I want the app that I am developing automatically go to the excel sheet and calculate the transition probability matrix.
action<-actions
state<-states
p<-array(0,c(length(state),length(state),length(action)))
colnames(p)=state
rownames(p)=state
# transition probability matrix based on the action that we have choosen
empiricala1<-read.xlsx("www/dynamic model.xlsx",1)
empiricala2<-read.xlsx("www/dynamic model.xlsx",2)
#show(empirical) calculate transition probability from historical data
em1<-as.data.frame(empiricala1)
em2<-as.data.frame(empiricala2)
tab1 <- table(em1)
tab2 <- table(em2)
tab1<-addmargins(prop.table(table(em1$current,em1$nextstate),1),2)
tab2<-addmargins(prop.table(table(em2$current,em2$nextstate),1),2)
transitionprob1<-p[,,1]<-prop.table(table(em1$current,em1$nextstate),1)

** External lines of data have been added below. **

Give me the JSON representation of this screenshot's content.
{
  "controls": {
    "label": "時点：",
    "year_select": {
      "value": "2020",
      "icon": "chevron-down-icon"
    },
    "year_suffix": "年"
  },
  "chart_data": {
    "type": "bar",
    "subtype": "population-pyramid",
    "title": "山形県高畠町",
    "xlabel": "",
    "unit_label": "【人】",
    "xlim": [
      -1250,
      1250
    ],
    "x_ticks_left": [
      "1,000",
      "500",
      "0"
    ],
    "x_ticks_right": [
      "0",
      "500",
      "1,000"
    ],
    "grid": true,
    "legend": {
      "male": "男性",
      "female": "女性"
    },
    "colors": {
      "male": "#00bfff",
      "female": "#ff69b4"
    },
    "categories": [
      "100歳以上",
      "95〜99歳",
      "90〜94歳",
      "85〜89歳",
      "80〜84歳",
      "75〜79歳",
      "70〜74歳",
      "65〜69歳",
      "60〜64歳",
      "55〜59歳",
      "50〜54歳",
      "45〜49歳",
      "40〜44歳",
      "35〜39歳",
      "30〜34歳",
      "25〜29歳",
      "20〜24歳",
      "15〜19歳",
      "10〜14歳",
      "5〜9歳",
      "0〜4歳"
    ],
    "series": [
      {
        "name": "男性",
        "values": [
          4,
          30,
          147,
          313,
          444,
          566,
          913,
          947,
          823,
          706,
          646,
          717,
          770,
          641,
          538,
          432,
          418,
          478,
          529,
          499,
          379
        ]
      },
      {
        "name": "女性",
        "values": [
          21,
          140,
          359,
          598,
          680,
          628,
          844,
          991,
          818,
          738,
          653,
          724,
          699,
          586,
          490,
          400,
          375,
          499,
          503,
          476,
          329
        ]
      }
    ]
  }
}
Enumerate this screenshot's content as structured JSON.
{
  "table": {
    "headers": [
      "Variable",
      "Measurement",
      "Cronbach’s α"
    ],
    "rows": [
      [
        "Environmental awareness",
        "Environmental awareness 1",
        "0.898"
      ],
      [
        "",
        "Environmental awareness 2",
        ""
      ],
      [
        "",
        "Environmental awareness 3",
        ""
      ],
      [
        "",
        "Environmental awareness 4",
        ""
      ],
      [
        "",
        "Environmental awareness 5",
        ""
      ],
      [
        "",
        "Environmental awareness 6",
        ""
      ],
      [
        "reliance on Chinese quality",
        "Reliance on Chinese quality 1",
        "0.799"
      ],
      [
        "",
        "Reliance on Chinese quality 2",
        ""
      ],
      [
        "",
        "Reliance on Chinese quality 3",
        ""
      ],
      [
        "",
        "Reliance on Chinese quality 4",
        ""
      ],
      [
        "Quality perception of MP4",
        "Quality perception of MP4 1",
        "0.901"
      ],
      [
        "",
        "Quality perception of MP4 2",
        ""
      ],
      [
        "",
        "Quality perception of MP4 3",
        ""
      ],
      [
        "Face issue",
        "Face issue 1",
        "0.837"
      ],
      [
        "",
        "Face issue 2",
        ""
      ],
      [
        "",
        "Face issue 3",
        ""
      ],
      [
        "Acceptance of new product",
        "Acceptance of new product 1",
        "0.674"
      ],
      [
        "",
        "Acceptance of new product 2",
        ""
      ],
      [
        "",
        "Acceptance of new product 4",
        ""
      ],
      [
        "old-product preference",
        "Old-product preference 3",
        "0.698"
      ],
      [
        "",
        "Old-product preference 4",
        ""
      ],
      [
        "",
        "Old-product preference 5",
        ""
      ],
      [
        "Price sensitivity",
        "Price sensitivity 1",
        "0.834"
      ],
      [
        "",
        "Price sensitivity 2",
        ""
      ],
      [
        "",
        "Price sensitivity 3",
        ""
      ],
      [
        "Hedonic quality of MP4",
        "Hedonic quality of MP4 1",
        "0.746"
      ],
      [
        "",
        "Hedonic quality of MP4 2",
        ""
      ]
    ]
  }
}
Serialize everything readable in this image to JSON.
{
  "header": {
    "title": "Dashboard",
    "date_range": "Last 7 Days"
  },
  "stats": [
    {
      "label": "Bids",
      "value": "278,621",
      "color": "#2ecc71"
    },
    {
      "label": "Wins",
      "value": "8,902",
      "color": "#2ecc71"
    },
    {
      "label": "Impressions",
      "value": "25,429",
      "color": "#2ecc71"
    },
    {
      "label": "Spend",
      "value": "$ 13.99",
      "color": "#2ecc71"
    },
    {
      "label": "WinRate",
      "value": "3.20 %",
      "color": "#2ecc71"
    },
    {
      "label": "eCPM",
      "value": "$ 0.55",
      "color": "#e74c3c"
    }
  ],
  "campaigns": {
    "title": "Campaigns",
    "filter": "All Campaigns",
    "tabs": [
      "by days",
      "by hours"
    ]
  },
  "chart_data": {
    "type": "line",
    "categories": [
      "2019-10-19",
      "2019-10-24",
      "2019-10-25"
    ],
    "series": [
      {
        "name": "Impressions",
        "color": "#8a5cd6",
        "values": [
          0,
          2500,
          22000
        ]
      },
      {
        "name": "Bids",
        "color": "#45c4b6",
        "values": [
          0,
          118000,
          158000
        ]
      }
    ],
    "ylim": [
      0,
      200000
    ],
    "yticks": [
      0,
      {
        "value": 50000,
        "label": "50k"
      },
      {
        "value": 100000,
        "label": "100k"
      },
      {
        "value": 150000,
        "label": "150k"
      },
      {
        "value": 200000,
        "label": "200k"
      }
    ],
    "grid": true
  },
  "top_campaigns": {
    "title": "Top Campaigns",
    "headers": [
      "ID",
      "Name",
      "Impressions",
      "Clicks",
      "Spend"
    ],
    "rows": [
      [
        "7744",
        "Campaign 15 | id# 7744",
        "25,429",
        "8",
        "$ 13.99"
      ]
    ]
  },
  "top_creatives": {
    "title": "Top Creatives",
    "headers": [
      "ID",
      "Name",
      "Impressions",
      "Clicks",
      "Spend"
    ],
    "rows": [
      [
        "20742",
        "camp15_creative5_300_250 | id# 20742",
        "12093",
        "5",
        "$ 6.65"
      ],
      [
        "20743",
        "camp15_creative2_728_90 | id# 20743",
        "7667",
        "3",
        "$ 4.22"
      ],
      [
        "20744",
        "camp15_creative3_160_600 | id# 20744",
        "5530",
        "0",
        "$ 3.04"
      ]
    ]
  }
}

transitionprob2<-p[,,2]<-prop.table(table(em2$current,em2$nextstate),2)
print(transitionprob1)
print(transitionprob2)
for(i in 1:length(action)){
p[,,i]<-prop.table(table(em[i]$current,em[i]$nextstate),i)
}
The error that I got is as following:
Error in em[i] : object of type 'closure' is not subsettable
How can I fix this problem.
Ok, so to expand on the comments...
You have two data frames em1
and em2
. You seem to want to apply the same operations to both data frames (e.g. table(em1)
and table(em2)
. This becomes really tedious to write, especially once you get way more variables.
What you tried to do, was:
for (i in 1:2) em[i]
The problem with this is that you do NOT get em1
and em2
. Instead, you get em[1]
and em[2]
and are thus referring to the em
object (which does not exist to begin with).
There are a couple of ways to solve this.
1. Move the data frames to a list
lis <- list(em1, em2)
This way, you can iterate over the list with, for example, the *apply
family or a for
-loop:
sapply(lis, nrow)
for (i in 1:length(lis)) nrow(lis[[i]])
2. Use get
Another option is to use get
, which allows you to provide a string and it will subsequently return the variable described in that string.
vec <- c("em1","em2")
sapply(vec, function(x) nrow(get(x)))
Note that using get
is generally discouraged. I'd also opt for the first option instead.